After 31 people were arrested for blocking the construction of the telescope, Hawaii Gov. David Ige temporarily halted the project in March 2015. Then that December, the state Supreme Court revoked the telescope's building permit, saying the land board's approval process was flawed.
Activists hoped that reconsidering the construction permit in the court system would stop the telescope, but last year a recommendation released by retired circuit court judge Riki May Amano said Hawaiian groups had failed to prove religious practices actually took place at the site prior to construction.

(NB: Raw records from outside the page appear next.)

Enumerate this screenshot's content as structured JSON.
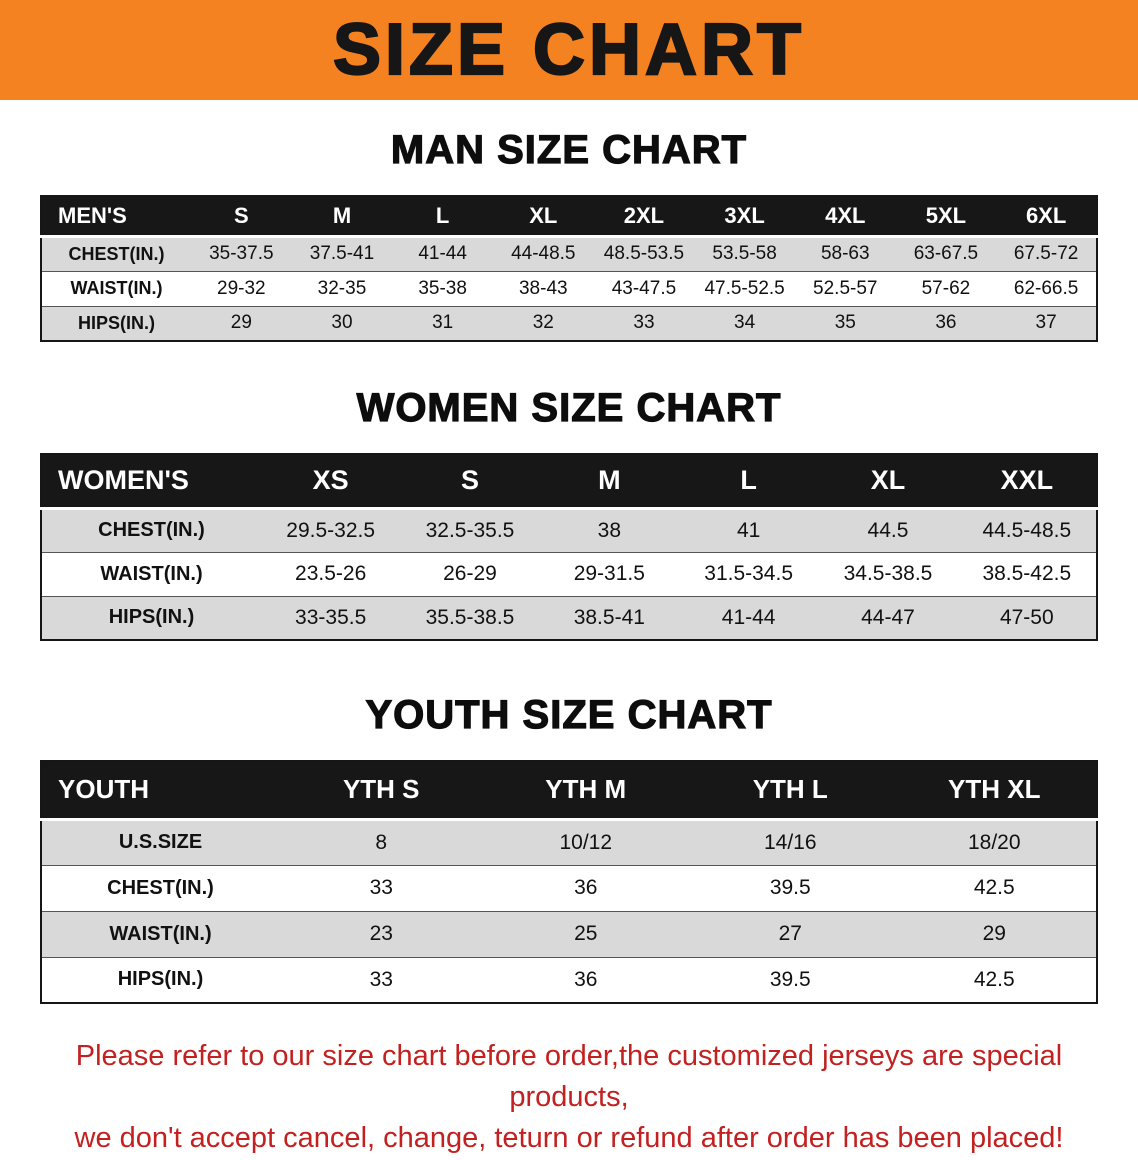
{
  "banner": {
    "title": "SIZE CHART",
    "bg_color": "#f58220"
  },
  "men": {
    "heading": "MAN SIZE CHART",
    "corner": "MEN'S",
    "cols": [
      "S",
      "M",
      "L",
      "XL",
      "2XL",
      "3XL",
      "4XL",
      "5XL",
      "6XL"
    ],
    "rows": [
      {
        "label": "CHEST(IN.)",
        "v": [
          "35-37.5",
          "37.5-41",
          "41-44",
          "44-48.5",
          "48.5-53.5",
          "53.5-58",
          "58-63",
          "63-67.5",
          "67.5-72"
        ]
      },
      {
        "label": "WAIST(IN.)",
        "v": [
          "29-32",
          "32-35",
          "35-38",
          "38-43",
          "43-47.5",
          "47.5-52.5",
          "52.5-57",
          "57-62",
          "62-66.5"
        ]
      },
      {
        "label": "HIPS(IN.)",
        "v": [
          "29",
          "30",
          "31",
          "32",
          "33",
          "34",
          "35",
          "36",
          "37"
        ]
      }
    ]
  },
  "women": {
    "heading": "WOMEN SIZE CHART",
    "corner": "WOMEN'S",
    "cols": [
      "XS",
      "S",
      "M",
      "L",
      "XL",
      "XXL"
    ],
    "rows": [
      {
        "label": "CHEST(IN.)",
        "v": [
          "29.5-32.5",
          "32.5-35.5",
          "38",
          "41",
          "44.5",
          "44.5-48.5"
        ]
      },
      {
        "label": "WAIST(IN.)",
        "v": [
          "23.5-26",
          "26-29",
          "29-31.5",
          "31.5-34.5",
          "34.5-38.5",
          "38.5-42.5"
        ]
      },
      {
        "label": "HIPS(IN.)",
        "v": [
          "33-35.5",
          "35.5-38.5",
          "38.5-41",
          "41-44",
          "44-47",
          "47-50"
        ]
      }
    ]
  },
  "youth": {
    "heading": "YOUTH SIZE CHART",
    "corner": "YOUTH",
    "cols": [
      "YTH S",
      "YTH M",
      "YTH L",
      "YTH XL"
    ],
    "rows": [
      {
        "label": "U.S.SIZE",
        "v": [
          "8",
          "10/12",
          "14/16",
          "18/20"
        ]
      },
      {
        "label": "CHEST(IN.)",
        "v": [
          "33",
          "36",
          "39.5",
          "42.5"
        ]
      },
      {
        "label": "WAIST(IN.)",
        "v": [
          "23",
          "25",
          "27",
          "29"
        ]
      },
      {
        "label": "HIPS(IN.)",
        "v": [
          "33",
          "36",
          "39.5",
          "42.5"
        ]
      }
    ]
  },
  "footer": {
    "line1": "Please refer to our size chart before order,the customized jerseys are special products,",
    "line2": "we don't accept cancel, change, teturn or refund after order has been placed!"
  }
}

She wrote that constitutional protection against "unreasonable interference with religious practices" does not protect against "interference with religious beliefs," and so she thought there wasn't enough to stop construction.

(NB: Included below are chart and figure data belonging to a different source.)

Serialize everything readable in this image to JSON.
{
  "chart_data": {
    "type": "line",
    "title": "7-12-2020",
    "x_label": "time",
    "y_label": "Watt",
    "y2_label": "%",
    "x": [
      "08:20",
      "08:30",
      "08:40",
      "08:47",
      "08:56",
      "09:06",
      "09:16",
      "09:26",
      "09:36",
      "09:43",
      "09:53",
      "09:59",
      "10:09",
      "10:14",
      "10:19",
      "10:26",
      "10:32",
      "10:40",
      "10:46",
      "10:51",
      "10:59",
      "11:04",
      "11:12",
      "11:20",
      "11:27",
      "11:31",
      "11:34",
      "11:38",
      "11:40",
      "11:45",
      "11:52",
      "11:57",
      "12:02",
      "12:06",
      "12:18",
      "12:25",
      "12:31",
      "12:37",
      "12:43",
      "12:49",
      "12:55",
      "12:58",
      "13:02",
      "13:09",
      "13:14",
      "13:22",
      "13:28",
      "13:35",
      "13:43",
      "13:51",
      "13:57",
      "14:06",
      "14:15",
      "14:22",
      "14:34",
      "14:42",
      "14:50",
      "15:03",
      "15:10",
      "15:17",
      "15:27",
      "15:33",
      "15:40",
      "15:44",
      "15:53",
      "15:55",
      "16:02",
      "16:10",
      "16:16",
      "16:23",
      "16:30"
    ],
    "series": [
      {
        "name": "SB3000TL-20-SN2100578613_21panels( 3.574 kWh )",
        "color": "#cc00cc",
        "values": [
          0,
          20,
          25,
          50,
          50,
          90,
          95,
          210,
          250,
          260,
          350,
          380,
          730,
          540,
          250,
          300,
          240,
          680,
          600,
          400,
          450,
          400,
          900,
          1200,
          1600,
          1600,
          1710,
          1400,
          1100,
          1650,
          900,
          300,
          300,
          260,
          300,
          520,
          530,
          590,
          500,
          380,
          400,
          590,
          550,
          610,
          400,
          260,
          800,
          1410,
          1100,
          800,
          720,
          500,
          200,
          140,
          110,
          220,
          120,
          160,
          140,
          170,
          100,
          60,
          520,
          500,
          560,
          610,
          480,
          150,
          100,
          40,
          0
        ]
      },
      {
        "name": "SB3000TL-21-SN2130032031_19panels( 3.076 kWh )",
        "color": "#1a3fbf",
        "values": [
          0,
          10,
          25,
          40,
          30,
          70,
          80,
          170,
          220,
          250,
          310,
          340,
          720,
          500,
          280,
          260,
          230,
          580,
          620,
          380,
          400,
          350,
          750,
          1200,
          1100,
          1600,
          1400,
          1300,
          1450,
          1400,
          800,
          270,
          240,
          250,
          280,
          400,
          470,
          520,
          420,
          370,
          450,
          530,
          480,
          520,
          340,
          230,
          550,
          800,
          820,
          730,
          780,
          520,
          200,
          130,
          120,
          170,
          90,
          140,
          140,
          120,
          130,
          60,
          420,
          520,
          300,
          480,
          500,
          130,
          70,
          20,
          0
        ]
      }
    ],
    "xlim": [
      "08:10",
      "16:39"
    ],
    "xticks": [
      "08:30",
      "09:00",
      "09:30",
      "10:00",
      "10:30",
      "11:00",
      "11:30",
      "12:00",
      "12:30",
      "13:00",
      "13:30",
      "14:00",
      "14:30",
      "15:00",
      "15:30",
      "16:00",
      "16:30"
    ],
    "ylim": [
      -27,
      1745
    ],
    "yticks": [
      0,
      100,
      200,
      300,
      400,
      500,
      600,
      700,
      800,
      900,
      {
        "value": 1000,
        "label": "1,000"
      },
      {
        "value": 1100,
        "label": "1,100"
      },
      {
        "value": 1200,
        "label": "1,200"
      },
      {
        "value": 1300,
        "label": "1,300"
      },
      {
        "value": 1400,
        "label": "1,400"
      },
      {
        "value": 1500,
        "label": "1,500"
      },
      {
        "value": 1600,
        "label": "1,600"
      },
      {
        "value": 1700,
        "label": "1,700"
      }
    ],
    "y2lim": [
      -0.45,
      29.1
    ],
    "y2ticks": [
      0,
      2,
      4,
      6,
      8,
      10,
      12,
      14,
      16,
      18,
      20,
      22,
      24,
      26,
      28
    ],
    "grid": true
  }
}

The case was then sent to the Board of Land and Natural Resources, which agreed to approve the construction permit. After that decision, the case was sent to Hawaii's Supreme Court, which affirmed the earlier decisions.
Tuesday's ruling stated that "Astronomy and Native Hawaiian uses on Mauna Kea have coexisted for many years and the TMT Project will not curtail or restrict Native Hawaiian use." The court added that the scientific discoveries made by the telescope would benefit everyone, including Native Hawaiians.
Ige said at Tuesday's news conference that he was "pleased" with the court's decision to issue the permit, adding that it "will allow Hawaii to continue to lead the world in astronomy."
TMT International Observatory Board of Governors Chair Henry Yang said in a statement that his organization is "grateful" for the decision to proceed with the telescope, adding that they still need to fulfill numerous requirements before starting construction.
KAHEA, a Hawaiian environmental group that has been against the telescope, said in a statement to BuzzFeed News that it is "disappointed" by the court's decision to allow construction "in a pristine area of Mauna Kea."
KAHEA also took issue with the opinion, saying it "wrongly relies on representations that there is 'no evidence' of Hawaiian cultural practices on the specific acreage proposed for the TMT."
"Thousands of Hawaiian cultural practitioners have affirmed the sacredness of the entirety of Mauna Kea. Thousands more have supported the protection of Mauna Kea from the TMT project. The court's opinion has done nothing to change this," the statement added. "We call on the university, Governor Ige, and TMT officers to put the well being of the people of Hawai`i first and to relocate their project away from Mauna Kea."